On commencera, le cas échéant, par lire cet article. Il fait état des avancées russes en la matière et évoque les potentielles inquiétudes du monde occidental quant à sa capacité à les suivre, États-Unis en tête. Nous nous posons ici la question non pas d’un retard qui serait dû à un développement plus tardif, mais ce qui nous semble être une réelle difficulté conceptuelle à faire marcher de tels engins.

Puisque nous sommes à l’Ouest, rappelons-nous ces paroles de Richard Feynman, prix Nobel de physique : « le but du physicien est de faire parler les équations ».
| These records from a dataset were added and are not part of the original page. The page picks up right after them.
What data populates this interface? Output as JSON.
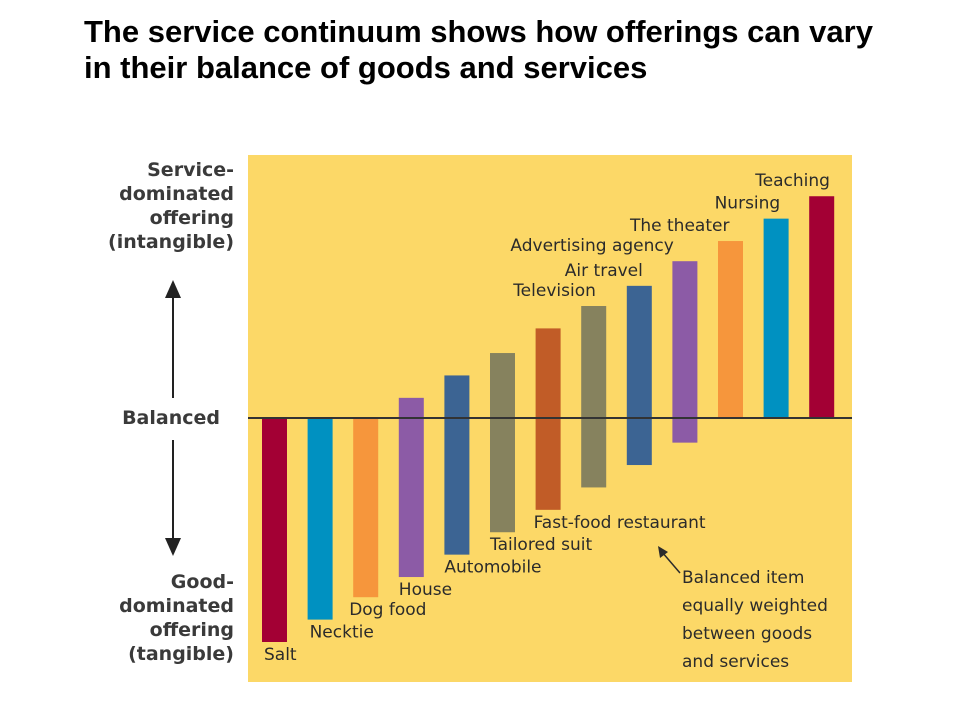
{
  "title": "The service continuum shows how offerings can vary in their balance of goods and services",
  "left_axis": {
    "top_label": [
      "Service-",
      "dominated",
      "offering",
      "(intangible)"
    ],
    "middle_label": "Balanced",
    "bottom_label": [
      "Good-",
      "dominated",
      "offering",
      "(tangible)"
    ]
  },
  "annotation": [
    "Balanced item",
    "equally weighted",
    "between goods",
    "and services"
  ],
  "colors": {
    "background": "#FCD867",
    "baseline": "#333333"
  },
  "chart_data": {
    "type": "bar",
    "description_type": "floating bars around a balanced baseline",
    "ylim": [
      -100,
      100
    ],
    "categories": [
      "Salt",
      "Necktie",
      "Dog food",
      "House",
      "Automobile",
      "Tailored suit",
      "Fast-food restaurant",
      "Television",
      "Air travel",
      "Advertising agency",
      "The theater",
      "Nursing",
      "Teaching"
    ],
    "ranges": [
      [
        -100,
        0
      ],
      [
        -90,
        0
      ],
      [
        -80,
        0
      ],
      [
        -71,
        9
      ],
      [
        -61,
        19
      ],
      [
        -51,
        29
      ],
      [
        -41,
        40
      ],
      [
        -31,
        50
      ],
      [
        -21,
        59
      ],
      [
        -11,
        70
      ],
      [
        0,
        79
      ],
      [
        0,
        89
      ],
      [
        0,
        99
      ]
    ],
    "bar_colors": [
      "#A30034",
      "#0091C1",
      "#F6963C",
      "#8C5BA6",
      "#3C6493",
      "#86825E",
      "#C15C27",
      "#86825E",
      "#3C6493",
      "#8C5BA6",
      "#F6963C",
      "#0091C1",
      "#A30034"
    ]
  }
}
Remarquons alors qu’au sortir de la guerre froide, nous nous trouvons dans une situation assez étrange au premier abord. L’Occident a poussé l’électronique et l’informatique bien davantage que l’Union soviétique. Il n’effleura l’idée de personne que cette dernière avait tenu tête sans cela et l’on se contenta de penser, ici, que ses équipements étaient désuets et inefficaces. Le conflit ukrainien a démontré le contraire !

Or, ceux qui ont travaillé sur du matériel adverse à l’effondrement du mur de Berlin savent très bien que « l’ennemi » d’alors avait mis en oeuvre des trésors de réflexion pour justement faire parler les équations et comprendre ce qui était vraiment en jeu sans avoir à passer par des calculs sur ordinateur. Ainsi en était-il, par exemple, des moteurs de propulsion spatiale dits « ioniques ».

Pendant ce temps, chez nous, on se reposa de plus en plus sur les logiciels. Ils constituaient une boîte noire dont on ne maîtrisait rien et on « gobait » les résultats, quels qu’ils soient, comme si c’était la vérité toute nue sortie du puits.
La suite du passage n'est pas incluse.